Целые откровения по шниферному искусству».
Пока Митька просто крал, все это было еще сносно. Он и вообще-то двигается в романе от кражи к краже. Но когда дело
Но леоновский герой недаром — литературный герой, недаром — обобщение. Он состоит из двух половинок — двустворчатый. Руки — «шниферовские», а лоб — «бунтовской». С одной стороны, главвор, а с другой — главкающийся.
И вот окружающие начинают в романе передавать друг другу «про посещение Митькой (это Рокамболем-то! — П. Н.) Дома союзов, где стоял гроб с Лениным».
Все это совершенно чудовищно, так как есть предел, за который не должна ступать нога художественного искажения. Советский читатель сейчас охотно идет на собственное переоборудование.

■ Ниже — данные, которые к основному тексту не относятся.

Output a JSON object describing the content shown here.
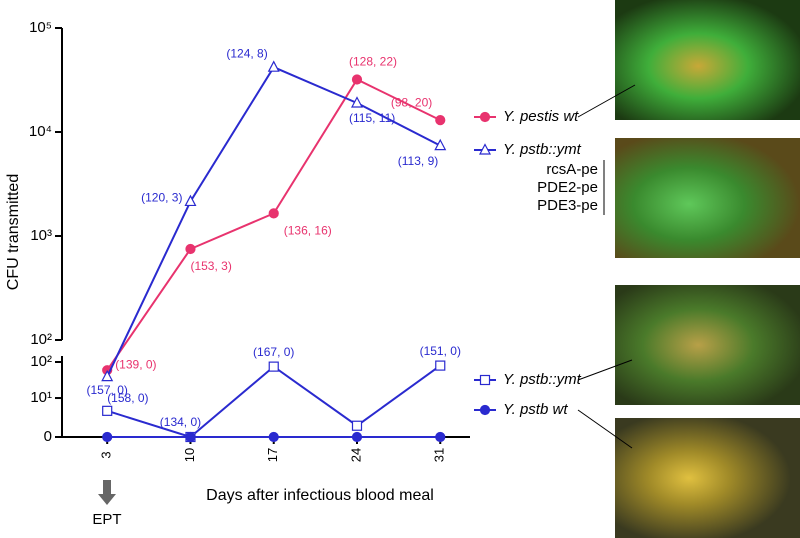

Он начинает ценить газетный материал и болезненнее, чем когда-либо, реагирует на его порчу. Но это не чудовищнее многого другого, что сейчас проповедуется — от Лежнева до Авербаха — и имеется хотя бы, например, в неосторожно брошенном лозунге А. Безыменского:
«Одной из основных черт героического реализма является углубленный психологический анализ — показ психологии персонажей, обнаружение их внутренних переживаний, их темных инстинктов, их подспудных желаний» («Веч. Москва»).
Но ведь и Леонову сталкивание «шнифера» с «Домом союзов» понадобилось для «углубленно-психологического анализа». Ведь и у Леонова тот его герой, который говорит:
«Ну, а если я о потайных корнях человечества любопытствую? Если для меня каждый человек с пупырышком… и о пупырышках любопытствую я?» — говорит это не зря, а для развертывания в романе «подспудного» и «темного».
Тут, следовательно, налицо обычная история с применением литературной традиции к вещам, к которым она, по существу, неприменима. Леонов, не делая поправки на наше время (да ее и нельзя сделать, коль скоро для него выигрышность положения дороже его достоверности), просто переписывает Достоевского, который в таких случаях сталкивал «революцию» с вещами и похуже «шниферов» и вообще писал ее полемически.
Но Достоевский был человек одного социального заказа, а Леонов — другого. Последнему не из-за чего полемизировать. И вот на этом-то пункте как раз и срывается вся пресловутая «учеба у классиков» и все так называемое красное реставраторство. Тут эта «учеба» и Леоновы всех мастей, оформляющие свой материал вне прямого социального назначения, противостоят нам фронтом.
Спрашивается, почему понадобилось Леонову «ворье»? Конечно, не потому, что оно в какой-то мере социально характеризует эпоху. Он взял «ворье» потому, что, во-первых, его легче взять. Этот кусок лежит под рукой, за ним не нужно далеко ходить, уже имеются соответствующие муровские словари.
И, во-вторых, потому, что так удобнее для драматической интриги — этого неумолимого божества фабульного построения.
Но он не рассчитал, что с таким прилипчивым материалом можно «заиграться». Он-то столкнул его с «Домом союзов», а оказалось, что далеко не все можно оброманить. Об этом писал еще Белинский в своей статье о «Парижских тайнах» Э. Сю.